Off-Broadway play 'Duke and Roya' explores love across cultural divides

Joelle Garguilo Image
Monday, July 14, 2025
'Duke and Roya' star Jay Ellis talks new role in off-Broadway show

NEW YORK (WABC) -- A new off-Broadway play is exploring love across cultural divides with a contemporary twist.

"Duke and Roya" stars Jay Ellis as an American rapper who falls for his Afghan interpreter while performing for troops in Kabul.

The production features original hip-hop music woven throughout the romantic drama.

This isn't your typical stage drama, it's a story about love, survival, and impossible choices, all set to a hip hop beat.

"You're going to dance in your chairs. We're taking our audiences on a whole roller coaster, all the emotions," said Stephanie Nur, "Roya."

"Duke and Roya" follows an American who falls in love with an Afghan interpreter in war torn Kabul.

The show ultimately asks the age-old question, can love truly conquer all?

"It's two people from two completely different worlds," said Jay Ellis, "Duke."

"Who can come from different places, and we can also find joy in the middle of devastation," said Charles Randolph-Wright, the writer.

"It's an opportunity to bring our audiences some empathy and educate them," Nur said.

"Over the course of the play, we get to really watch this beautiful relationship start to unfold," Ellis said.

He plays "Duke," a successful rapper.

His lyrics, however, never really meant much to him. That is until he meets Roya played by Nur.

"I have five songs in this. I will say, I think I had one when rehearsal started, and somehow," he said.

"Because he's so good, they kept adding," Nur said.

"Somehow they added four more. So, I got five now," he said.

Ellis is used to acting on screens, both big and small. But rapping on stage, well, that was a first.

"Part of the reason that I wanted to do a play is to challenge myself," he said. "Theater is an actor's medium, and it's an opportunity for us to get to tap into something that's completely different that we don't do in TV and film because it is so start stop."

He says he will bring elements of this into his TV and film work.

"Such as a great reminder of, like, space yes. And how to use space and, like, how to have life around you while a scene is happening," Ellis said. "When you get locked into, like, a close-up and it's, like, shoulders up, you're not really thinking about all these other things, but, like, that is part of the experience of storytelling. Like, it's a full instrument. It's a full, the space around us, the body. The voice changes up and down, and sometimes we need to project."

Writer Randolph-Wright originally conceived the story over a decade ago.
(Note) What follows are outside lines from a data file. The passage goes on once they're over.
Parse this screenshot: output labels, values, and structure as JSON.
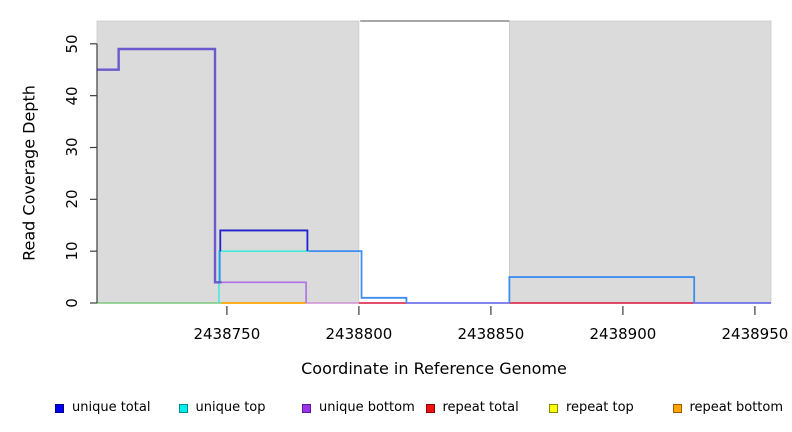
{
  "chart_data": {
    "type": "line",
    "subtype": "step-coverage",
    "title": "",
    "xlabel": "Coordinate in Reference Genome",
    "ylabel": "Read Coverage Depth",
    "xlim": [
      2438700.8,
      2438956.1
    ],
    "ylim": [
      0,
      54.4
    ],
    "x_ticks": [
      2438750,
      2438800,
      2438850,
      2438900,
      2438950
    ],
    "y_ticks": [
      0,
      10,
      20,
      30,
      40,
      50
    ],
    "grid": false,
    "legend_position": "bottom",
    "background_color": "#ffffff",
    "shaded_regions": [
      {
        "x0": 2438700.8,
        "x1": 2438800,
        "color": "#dbdbdb",
        "edge": "#c8c8c8"
      },
      {
        "x0": 2438857,
        "x1": 2438956.1,
        "color": "#dbdbdb",
        "edge": "#c8c8c8"
      }
    ],
    "gap_top_line": {
      "x0": 2438800.5,
      "x1": 2438857,
      "y": 54.4,
      "color": "#8a8a8a",
      "width": 1.4
    },
    "series": [
      {
        "name": "unique total",
        "color": "#0000ee",
        "steps": [
          [
            2438701,
            45
          ],
          [
            2438709,
            49
          ],
          [
            2438745.5,
            4
          ],
          [
            2438747.5,
            14
          ],
          [
            2438780.5,
            10
          ],
          [
            2438800.5,
            1
          ],
          [
            2438818,
            0
          ],
          [
            2438857,
            5
          ],
          [
            2438927,
            0
          ]
        ]
      },
      {
        "name": "unique top",
        "color": "#00eeee",
        "steps": [
          [
            2438701,
            0
          ],
          [
            2438747,
            10
          ],
          [
            2438800.5,
            1
          ],
          [
            2438818,
            0
          ],
          [
            2438857,
            5
          ],
          [
            2438927,
            0
          ]
        ]
      },
      {
        "name": "unique bottom",
        "color": "#9a32e8",
        "steps": [
          [
            2438701,
            45
          ],
          [
            2438709,
            49
          ],
          [
            2438745.5,
            4
          ],
          [
            2438780,
            0
          ]
        ]
      },
      {
        "name": "repeat total",
        "color": "#ee1111",
        "steps": [
          [
            2438701,
            0
          ]
        ]
      },
      {
        "name": "repeat top",
        "color": "#ffff00",
        "steps": [
          [
            2438701,
            0
          ]
        ]
      },
      {
        "name": "repeat bottom",
        "color": "#ffa500",
        "steps": [
          [
            2438701,
            0
          ]
        ]
      }
    ],
    "visible_lines": [
      {
        "name": "zero-line-green",
        "color": "#7cc87c",
        "width": 1.5,
        "pts": [
          [
            2438700.8,
            0
          ],
          [
            2438748,
            0
          ]
        ]
      },
      {
        "name": "zero-line-orange",
        "color": "#ffa500",
        "width": 1.8,
        "pts": [
          [
            2438748,
            0
          ],
          [
            2438780,
            0
          ]
        ]
      },
      {
        "name": "zero-line-plum",
        "color": "#ce8fd2",
        "width": 1.5,
        "pts": [
          [
            2438780,
            0
          ],
          [
            2438800,
            0
          ]
        ]
      },
      {
        "name": "zero-line-crimson-a",
        "color": "#dc143c",
        "width": 1.4,
        "pts": [
          [
            2438800,
            0
          ],
          [
            2438818,
            0
          ]
        ]
      },
      {
        "name": "zero-line-blueviolet-a",
        "color": "#5a5ae6",
        "width": 1.5,
        "pts": [
          [
            2438818,
            0
          ],
          [
            2438857,
            0
          ]
        ]
      },
      {
        "name": "zero-line-crimson-b",
        "color": "#dc143c",
        "width": 1.4,
        "pts": [
          [
            2438857,
            0
          ],
          [
            2438927,
            0
          ]
        ]
      },
      {
        "name": "zero-line-blueviolet-b",
        "color": "#5a5ae6",
        "width": 1.5,
        "pts": [
          [
            2438927,
            0
          ],
          [
            2438956.1,
            0
          ]
        ]
      },
      {
        "name": "unique-top-line",
        "color": "#45e8dc",
        "width": 1.6,
        "pts": [
          [
            2438747,
            0
          ],
          [
            2438747,
            10
          ],
          [
            2438781,
            10
          ]
        ]
      },
      {
        "name": "unique-bottom-line",
        "color": "#ab72e0",
        "width": 1.6,
        "pts": [
          [
            2438748,
            4
          ],
          [
            2438780,
            4
          ],
          [
            2438780,
            0
          ]
        ]
      },
      {
        "name": "blue-over-cyan-rise",
        "color": "#3e8ef0",
        "width": 1.8,
        "pts": [
          [
            2438747.3,
            4
          ],
          [
            2438747.3,
            10
          ]
        ]
      },
      {
        "name": "blue-over-cyan-mid",
        "color": "#3e8ef0",
        "width": 1.8,
        "pts": [
          [
            2438781,
            10
          ],
          [
            2438801,
            10
          ],
          [
            2438801,
            1
          ],
          [
            2438818,
            1
          ],
          [
            2438818,
            0
          ]
        ]
      },
      {
        "name": "blue-over-cyan-right",
        "color": "#3e8ef0",
        "width": 1.8,
        "pts": [
          [
            2438857,
            0
          ],
          [
            2438857,
            5
          ],
          [
            2438927,
            5
          ],
          [
            2438927,
            0
          ]
        ]
      },
      {
        "name": "unique-total-14-line",
        "color": "#2121cd",
        "width": 1.8,
        "pts": [
          [
            2438747.5,
            10
          ],
          [
            2438747.5,
            14
          ],
          [
            2438780.5,
            14
          ],
          [
            2438780.5,
            10
          ]
        ]
      },
      {
        "name": "blue-over-purple-left",
        "color": "#6a5acd",
        "width": 2.4,
        "pts": [
          [
            2438700.8,
            45
          ],
          [
            2438709,
            45
          ],
          [
            2438709,
            49
          ],
          [
            2438745.5,
            49
          ],
          [
            2438745.5,
            4
          ],
          [
            2438748,
            4
          ]
        ]
      }
    ],
    "legend": [
      {
        "label": "unique total",
        "fill": "#0000ee",
        "border": "#00008b"
      },
      {
        "label": "unique top",
        "fill": "#00eeee",
        "border": "#008b8b"
      },
      {
        "label": "unique bottom",
        "fill": "#9a32e8",
        "border": "#5e1a9e"
      },
      {
        "label": "repeat total",
        "fill": "#ee1111",
        "border": "#8b0000"
      },
      {
        "label": "repeat top",
        "fill": "#ffff00",
        "border": "#8b8b00"
      },
      {
        "label": "repeat bottom",
        "fill": "#ffa500",
        "border": "#a05a00"
      }
    ],
    "axis_color": "#3c3c3c"
  }
}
"I read a book about women in Afghanistan, and it floored me because I knew nothing about it. It's just such a different world, and I started working on this play. And we workshopped it there. We worked on it there, and then just put it aside," he said.

The show has a lot to offer and something for everyone.

"If you love music, if you want to come and see a new play that is moving things forward, then you should come see 'Duke and Roya,'" Dariush Kashani said.

"I'm very happy to be in it, so just come and see it. Okay?" Noma Dumezweni said.